Section 61 of Mauritius Companies Act:
Board may authorise distributions

          (1)        A company shall not make any distribution to any shareholder unless that distribution -

(a)        has been authorized by the Board under subsection (2); and

(b)        subject to the constitution, has been approved by the shareholders by ordinary resolution.

(2)        The Board may authorize a distribution at such time and of such amount as it thinks fit, if it is that the company shall, upon the distribution being made, satisfy the solvency test. 

(3)        The directors who vote in favour of a distribution shall sign a certificate stating that, in their opinion, the company shall, upon the distribution being made, satisfy the solvency test.

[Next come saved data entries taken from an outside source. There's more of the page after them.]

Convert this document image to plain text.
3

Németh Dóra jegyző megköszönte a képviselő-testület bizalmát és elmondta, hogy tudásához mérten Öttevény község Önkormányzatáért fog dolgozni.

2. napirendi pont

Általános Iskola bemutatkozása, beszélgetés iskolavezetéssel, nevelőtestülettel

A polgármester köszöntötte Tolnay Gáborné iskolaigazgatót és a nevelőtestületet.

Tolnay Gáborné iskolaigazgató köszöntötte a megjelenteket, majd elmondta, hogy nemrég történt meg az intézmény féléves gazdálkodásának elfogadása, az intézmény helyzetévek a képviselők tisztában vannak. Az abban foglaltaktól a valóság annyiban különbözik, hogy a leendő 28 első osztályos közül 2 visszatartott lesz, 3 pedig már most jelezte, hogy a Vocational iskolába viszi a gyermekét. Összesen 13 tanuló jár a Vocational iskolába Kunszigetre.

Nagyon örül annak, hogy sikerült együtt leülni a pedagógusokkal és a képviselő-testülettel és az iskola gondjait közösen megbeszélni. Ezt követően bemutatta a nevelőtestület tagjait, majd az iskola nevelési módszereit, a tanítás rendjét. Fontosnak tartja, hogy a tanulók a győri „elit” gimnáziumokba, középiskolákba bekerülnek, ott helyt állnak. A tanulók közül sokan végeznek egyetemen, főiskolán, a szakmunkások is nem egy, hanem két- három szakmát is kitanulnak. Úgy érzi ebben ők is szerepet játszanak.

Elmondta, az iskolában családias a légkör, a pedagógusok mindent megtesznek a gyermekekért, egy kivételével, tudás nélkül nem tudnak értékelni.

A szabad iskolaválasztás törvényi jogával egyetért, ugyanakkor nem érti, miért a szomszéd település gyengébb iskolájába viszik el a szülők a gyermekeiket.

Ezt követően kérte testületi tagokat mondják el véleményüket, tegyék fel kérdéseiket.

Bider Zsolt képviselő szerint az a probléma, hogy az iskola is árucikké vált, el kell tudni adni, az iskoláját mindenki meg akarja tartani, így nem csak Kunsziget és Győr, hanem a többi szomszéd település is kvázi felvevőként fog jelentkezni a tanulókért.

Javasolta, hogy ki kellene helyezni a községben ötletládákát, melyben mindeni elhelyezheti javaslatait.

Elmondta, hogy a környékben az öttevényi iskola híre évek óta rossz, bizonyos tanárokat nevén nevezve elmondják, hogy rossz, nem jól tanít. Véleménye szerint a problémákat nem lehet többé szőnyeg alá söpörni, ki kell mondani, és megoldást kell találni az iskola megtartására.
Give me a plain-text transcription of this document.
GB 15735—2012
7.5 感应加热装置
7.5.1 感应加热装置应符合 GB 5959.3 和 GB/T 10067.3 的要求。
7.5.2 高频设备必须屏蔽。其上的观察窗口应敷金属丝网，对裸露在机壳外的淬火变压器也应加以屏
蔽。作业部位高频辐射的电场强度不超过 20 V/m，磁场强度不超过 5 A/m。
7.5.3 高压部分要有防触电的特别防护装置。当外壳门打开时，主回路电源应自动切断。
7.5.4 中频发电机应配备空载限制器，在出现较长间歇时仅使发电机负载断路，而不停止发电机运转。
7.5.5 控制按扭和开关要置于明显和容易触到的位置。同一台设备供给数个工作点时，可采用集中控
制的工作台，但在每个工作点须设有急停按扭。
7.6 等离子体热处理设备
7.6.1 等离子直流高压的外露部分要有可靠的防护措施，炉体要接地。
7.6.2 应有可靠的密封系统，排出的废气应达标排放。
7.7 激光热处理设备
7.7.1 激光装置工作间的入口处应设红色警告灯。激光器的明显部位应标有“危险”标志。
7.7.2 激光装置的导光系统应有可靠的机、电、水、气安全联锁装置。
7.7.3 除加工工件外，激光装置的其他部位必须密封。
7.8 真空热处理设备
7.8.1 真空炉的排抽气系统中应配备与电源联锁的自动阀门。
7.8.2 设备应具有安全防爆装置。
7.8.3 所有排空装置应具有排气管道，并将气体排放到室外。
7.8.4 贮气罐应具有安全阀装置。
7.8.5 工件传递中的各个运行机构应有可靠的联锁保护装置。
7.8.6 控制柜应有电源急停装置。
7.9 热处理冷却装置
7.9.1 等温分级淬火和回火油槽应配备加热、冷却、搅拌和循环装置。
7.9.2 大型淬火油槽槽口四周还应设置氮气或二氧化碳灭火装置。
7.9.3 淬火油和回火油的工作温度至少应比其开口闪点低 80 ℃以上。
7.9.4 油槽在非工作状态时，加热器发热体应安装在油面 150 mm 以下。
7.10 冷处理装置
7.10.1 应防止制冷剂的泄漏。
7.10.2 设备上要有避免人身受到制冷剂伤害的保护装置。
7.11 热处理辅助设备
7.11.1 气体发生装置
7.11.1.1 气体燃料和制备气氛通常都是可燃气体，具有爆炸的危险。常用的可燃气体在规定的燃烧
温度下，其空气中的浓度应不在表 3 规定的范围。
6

(4)        Where, after a distribution is authorized and before it is made, the Board ceases to be satisfied that the company shall, upon the distribution being made, satisfy the solvency test, any distribution made by the company shall be deemed not to have been authorised.

What is solvency Test : Section 6

Meaning of "solvency test"
(1)        For the purposes of this Act, a company shall satisfy the solvency test where -

(a)        the company is able to pay its debts as they become due in the normal course of business; and

(b)        the value of the company's assets is greater than the sum of -                        

                        (i)         the value of its liabilities; and
                        (ii)        the company's stated capital.

(2)        For the purposes of this Act, other than sections 246 and 247, in

determining whether the value of a company's assets is greater than the value of its liabilities, the Board may take into account -

(a)        in the case of a public company or a private company other than a small private company, the most recent financial statements of the company prepared in accordance with International Accounting Standards;

(b)        in the case of a small private company, the most recent financial statements prepared on the basis of accounting practices and principles that are reasonable in the circumstances; and

(c)        a valuation of assets or estimates of liabilities that are reasonable in the circumstances.